Criminal defense lawyer Alan Dershowitz, one of the team of lawyers defending Trump, told CNN's "State of the Union" show on Sunday that he will tell senators that "even if the facts as presented are true, it would not rise to the level of impeachment" to convict Trump and oust him from office.


Congressman Adam Schiff, the leader of seven House impeachment managers, told ABC News' "This Week" show, "The facts aren't seriously contested, that the president withheld hundreds of millions of dollars in military aid to an ally at war with Russia, withheld a White House meeting that the president of Ukraine desperately sought to establish with his country and with his adversary the support of the United States in order to coerce Ukraine to helping him cheat in the next election."



FILE - In this image from video, House Intelligence Committee Chairman Adam Schiff, D-Calif., speaks during the impeachment trial against President Donald Trump in the Senate at the U.S. Capitol in Washington, Jan. 16, 2020.

Schiff added, "They really can't contest those facts. So the only thing really new about the president's defense is that they're now arguing that because they can't contest the facts that the president cannot be impeached for abusing the power of his office."

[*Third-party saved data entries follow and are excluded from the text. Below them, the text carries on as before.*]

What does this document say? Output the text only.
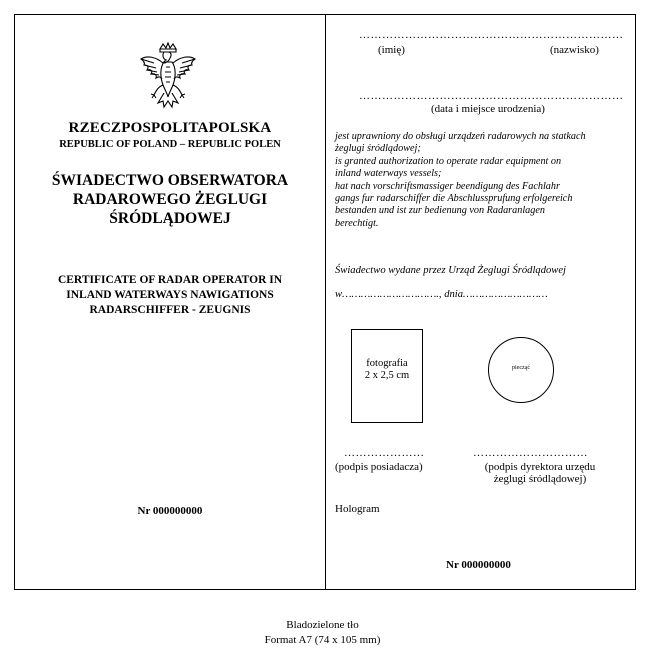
RZECZPOSPOLITAPOLSKA
REPUBLIC OF POLAND – REPUBLIC POLEN
ŚWIADECTWO OBSERWATORA
RADAROWEGO ŻEGLUGI
ŚRÓDLĄDOWEJ
CERTIFICATE OF RADAR OPERATOR IN
INLAND WATERWAYS NAWIGATIONS
RADARSCHIFFER - ZEUGNIS
Nr 000000000
……………………………………………………………
(imię)	(nazwisko)
……………………………………………………………
(data i miejsce urodzenia)
jest uprawniony do obsługi urządzeń radarowych na statkach
żeglugi śródlądowej;
is granted authorization to operate radar equipment on
inland waterways vessels;
hat nach vorschriftsmassiger beendigung des Fachlahr
gangs fur radarschiffer die Abschlussprufung erfolgereich
bestanden und ist zur bedienung von Radaranlagen
berechtigt.
Świadectwo wydane przez Urząd Żeglugi Śródlądowej
w…………………………., dnia………………………
fotografia
2 x 2,5 cm
piecząć
…………………
(podpis posiadacza)
…………………………
(podpis dyrektora urzędu
żeglugi śródlądowej)
Hologram
Nr 000000000
Bladozielone tło
Format A7 (74 x 105 mm)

Trump eventually released the Ukraine military aid in September after a 55-day delay without Zelenskiy launching the Biden investigations. Republicans say that is proof that Trump did not engage in a reciprocal quid pro quo deal — the military aid in exchange for the investigations to help him politically.

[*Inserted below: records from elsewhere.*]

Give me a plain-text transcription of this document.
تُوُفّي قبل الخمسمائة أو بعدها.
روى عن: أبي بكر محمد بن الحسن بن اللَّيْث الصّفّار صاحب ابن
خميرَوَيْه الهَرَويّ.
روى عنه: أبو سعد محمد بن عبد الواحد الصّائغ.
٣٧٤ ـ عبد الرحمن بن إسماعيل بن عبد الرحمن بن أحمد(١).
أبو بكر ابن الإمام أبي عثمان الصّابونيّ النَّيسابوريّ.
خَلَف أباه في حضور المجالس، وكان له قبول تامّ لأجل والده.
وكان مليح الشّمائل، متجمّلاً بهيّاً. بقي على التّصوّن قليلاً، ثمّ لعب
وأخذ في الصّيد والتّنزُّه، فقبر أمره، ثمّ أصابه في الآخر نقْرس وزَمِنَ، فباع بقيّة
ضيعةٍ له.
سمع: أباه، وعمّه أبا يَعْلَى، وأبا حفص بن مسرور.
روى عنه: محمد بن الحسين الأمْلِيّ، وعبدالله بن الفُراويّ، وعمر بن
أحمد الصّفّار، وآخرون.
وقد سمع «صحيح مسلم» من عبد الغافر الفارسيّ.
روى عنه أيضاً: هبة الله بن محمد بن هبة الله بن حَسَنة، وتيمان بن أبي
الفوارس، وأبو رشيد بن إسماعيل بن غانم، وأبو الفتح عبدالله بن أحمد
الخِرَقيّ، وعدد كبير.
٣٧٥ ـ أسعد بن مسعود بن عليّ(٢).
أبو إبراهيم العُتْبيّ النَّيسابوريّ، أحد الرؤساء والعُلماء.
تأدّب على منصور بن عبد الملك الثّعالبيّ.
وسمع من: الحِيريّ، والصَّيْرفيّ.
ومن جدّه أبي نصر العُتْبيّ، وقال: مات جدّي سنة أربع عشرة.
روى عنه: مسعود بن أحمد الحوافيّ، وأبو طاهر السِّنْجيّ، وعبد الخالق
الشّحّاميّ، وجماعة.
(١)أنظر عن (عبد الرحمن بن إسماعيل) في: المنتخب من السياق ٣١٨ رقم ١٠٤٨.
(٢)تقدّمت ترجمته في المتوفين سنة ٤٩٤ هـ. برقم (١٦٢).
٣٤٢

One of Trump's staunchest Senate defenders, Senator Lindsey Graham, on the "Fox News Sunday" show, called the impeachment effort "a partisan railroad job. It's the first impeachment in history where there's no allegation of a crime by the president."


He said if Democrats demand to hear testimony from Bolton, Mulvaney and others, Trump will seek to invoke executive privilege against their testimony to protect the sanctity of private White House conversations.


"Clearly to me any president would ask for executive privilege regarding these witnesses," Graham said, adding that if they were that important to the House case against Trump, Democrats should have pursued their testimony during the House investigation.


Two other presidents — Andrew Johnson in the mid-19th century and Bill Clinton two decades ago — were impeached by the House but acquitted in Senate trials and remained in office. A fourth U.S. president, Richard Nixon in the mid-1970s, faced almost certain impeachment in the Watergate political scandal, but resigned before the House acted.